One example would the product from the company carl roth. Link below.
it’s 98% pure and from a reputable company. There is no affiliation.
But, I hear you saying: Felix, I’m not starting to eat pellets from a chemical company on a regular basis! Really? Isn’t that pretty much what a supplement is?
If you’re still not convinced, I hear you.
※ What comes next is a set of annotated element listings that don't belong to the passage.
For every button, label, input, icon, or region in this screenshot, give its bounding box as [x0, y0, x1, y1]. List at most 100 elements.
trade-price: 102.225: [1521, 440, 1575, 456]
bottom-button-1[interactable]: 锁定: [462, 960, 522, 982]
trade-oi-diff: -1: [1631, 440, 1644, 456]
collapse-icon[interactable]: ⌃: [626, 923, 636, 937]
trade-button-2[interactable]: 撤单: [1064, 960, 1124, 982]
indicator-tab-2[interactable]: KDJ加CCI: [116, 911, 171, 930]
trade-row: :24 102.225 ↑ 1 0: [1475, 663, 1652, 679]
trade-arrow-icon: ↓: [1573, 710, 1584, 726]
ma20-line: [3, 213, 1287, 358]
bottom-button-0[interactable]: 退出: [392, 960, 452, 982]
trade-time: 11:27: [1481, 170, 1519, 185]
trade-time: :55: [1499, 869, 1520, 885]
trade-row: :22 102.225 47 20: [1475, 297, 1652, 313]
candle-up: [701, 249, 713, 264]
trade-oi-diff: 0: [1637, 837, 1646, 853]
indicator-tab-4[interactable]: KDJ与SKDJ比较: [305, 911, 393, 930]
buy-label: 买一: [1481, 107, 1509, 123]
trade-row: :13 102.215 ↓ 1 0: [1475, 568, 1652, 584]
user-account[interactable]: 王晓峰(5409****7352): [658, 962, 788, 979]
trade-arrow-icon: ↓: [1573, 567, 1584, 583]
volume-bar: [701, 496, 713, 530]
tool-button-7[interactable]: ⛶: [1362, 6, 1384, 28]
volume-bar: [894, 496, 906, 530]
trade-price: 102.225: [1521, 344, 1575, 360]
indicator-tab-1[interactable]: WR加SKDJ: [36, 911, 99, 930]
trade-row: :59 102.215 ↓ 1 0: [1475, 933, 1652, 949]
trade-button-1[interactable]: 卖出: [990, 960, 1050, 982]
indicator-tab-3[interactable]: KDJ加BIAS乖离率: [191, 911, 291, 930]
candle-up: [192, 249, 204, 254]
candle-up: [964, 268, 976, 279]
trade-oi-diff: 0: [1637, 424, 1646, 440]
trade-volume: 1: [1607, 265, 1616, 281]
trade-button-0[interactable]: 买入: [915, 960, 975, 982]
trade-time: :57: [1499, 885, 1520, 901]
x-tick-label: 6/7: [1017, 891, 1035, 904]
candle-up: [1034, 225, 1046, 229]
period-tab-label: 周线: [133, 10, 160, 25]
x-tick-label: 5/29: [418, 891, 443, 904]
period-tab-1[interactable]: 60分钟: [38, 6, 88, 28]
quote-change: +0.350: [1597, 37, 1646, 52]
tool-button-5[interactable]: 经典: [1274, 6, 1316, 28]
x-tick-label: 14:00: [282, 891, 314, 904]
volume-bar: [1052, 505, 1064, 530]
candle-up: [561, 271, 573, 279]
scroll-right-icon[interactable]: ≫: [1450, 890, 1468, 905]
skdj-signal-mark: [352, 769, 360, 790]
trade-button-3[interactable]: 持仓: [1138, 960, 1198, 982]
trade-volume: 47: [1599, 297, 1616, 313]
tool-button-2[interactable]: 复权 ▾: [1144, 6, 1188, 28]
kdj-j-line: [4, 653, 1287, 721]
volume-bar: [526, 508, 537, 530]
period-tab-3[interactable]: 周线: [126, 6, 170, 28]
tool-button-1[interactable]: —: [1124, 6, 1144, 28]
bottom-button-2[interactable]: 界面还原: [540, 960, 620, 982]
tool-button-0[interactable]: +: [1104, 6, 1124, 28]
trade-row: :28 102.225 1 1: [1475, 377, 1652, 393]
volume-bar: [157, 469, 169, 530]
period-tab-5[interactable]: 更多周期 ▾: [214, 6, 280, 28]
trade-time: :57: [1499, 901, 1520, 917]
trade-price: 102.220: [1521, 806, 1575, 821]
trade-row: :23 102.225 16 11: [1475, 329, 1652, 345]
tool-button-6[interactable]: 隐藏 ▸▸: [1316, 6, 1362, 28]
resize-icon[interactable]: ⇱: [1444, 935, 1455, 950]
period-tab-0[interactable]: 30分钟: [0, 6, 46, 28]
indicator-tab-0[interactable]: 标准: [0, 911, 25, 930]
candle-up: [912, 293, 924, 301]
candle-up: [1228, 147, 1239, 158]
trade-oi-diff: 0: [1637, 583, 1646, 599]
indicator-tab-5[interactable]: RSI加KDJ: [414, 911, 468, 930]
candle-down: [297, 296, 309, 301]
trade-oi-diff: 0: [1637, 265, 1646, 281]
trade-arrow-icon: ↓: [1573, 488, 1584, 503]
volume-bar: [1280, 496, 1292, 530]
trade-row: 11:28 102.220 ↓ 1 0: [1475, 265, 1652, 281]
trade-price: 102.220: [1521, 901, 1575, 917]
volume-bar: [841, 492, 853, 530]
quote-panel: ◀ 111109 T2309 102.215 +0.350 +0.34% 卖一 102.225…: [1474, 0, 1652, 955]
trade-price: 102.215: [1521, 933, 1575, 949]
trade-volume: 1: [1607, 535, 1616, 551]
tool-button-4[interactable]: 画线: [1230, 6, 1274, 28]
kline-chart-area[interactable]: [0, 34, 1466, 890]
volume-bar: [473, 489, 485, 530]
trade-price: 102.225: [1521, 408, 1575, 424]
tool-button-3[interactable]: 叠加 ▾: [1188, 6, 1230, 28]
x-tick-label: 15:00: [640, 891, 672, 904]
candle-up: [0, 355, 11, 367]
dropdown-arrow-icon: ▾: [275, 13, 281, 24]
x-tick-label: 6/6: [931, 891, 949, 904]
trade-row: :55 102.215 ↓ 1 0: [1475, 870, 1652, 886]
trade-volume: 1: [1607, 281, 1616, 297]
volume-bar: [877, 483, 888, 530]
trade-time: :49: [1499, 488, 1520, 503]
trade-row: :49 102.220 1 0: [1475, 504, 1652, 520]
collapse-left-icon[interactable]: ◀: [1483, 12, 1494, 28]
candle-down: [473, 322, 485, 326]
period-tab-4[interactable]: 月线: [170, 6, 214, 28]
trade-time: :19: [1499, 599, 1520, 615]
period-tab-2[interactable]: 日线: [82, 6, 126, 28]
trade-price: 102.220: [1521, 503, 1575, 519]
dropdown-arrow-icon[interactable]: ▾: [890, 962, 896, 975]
So what are some other steps we could be taking to increase our intake of stearic acid? We could be adding chunks of cocoa butter to our bulletproof coffee, which i am doing at this very moment. Roughly a 1:1 mixture of butter and cocoa butter will give you about 22% stearic acid which is not bad. We could buy suet, which is kidney fat, from grass fed cows and render it at home to use in cooking. Just put it into a bowl in the oven on a low temperature for a long time. This stuff has a whopping 25-30% Stearic acid content and can be had pretty cheaply if you are in good contact with the farmer. Do you think it might be a good idea to consume parts of a healthy kidney if you want a healthy kidney? ?
Other tallow from beef will still give you around 20% stearic acid.
We could also limit our intake of Linoleic acid, which displaces stearic acid in our fat cells and gives those fat cells the signal to grow. I havent found any research on this in connection to PKD, but any growing signals should be avoided wherever possible if you ask me, especially when its unhealthy growth like tumors, cysts – or fat cells. We dont want any of these to grow, do we? So check your cronometer the next time you make a meal and see how much linoleic vs stearic acid you just consumed. The less linoleic and the more stearic, the better. As a rough guideline you can look at beef tallow, which is under 3% linoleic acid and around 20% stearic acid, which gives a ratio of about 1:7 linoleic to stearic acid.
If you want to learn even more about stearic acid and its benefits, I can highly recommend this short podcast:
I for one am ordering a kilogram of the 98% stearic acid and will start to add this to my coffee and foods for the near future. I will also take some suet in my next grass fed beef order. I will be very interested to see if there are immediate weight loss effects or even long-term effects on energy or cyst growth. However, since I’m combining so many strategies it’s never possible to tell which one worked, but the most important thing is progress by whatever means necessary.
I hope I could motivate you today to try something new and keep reversing PKD.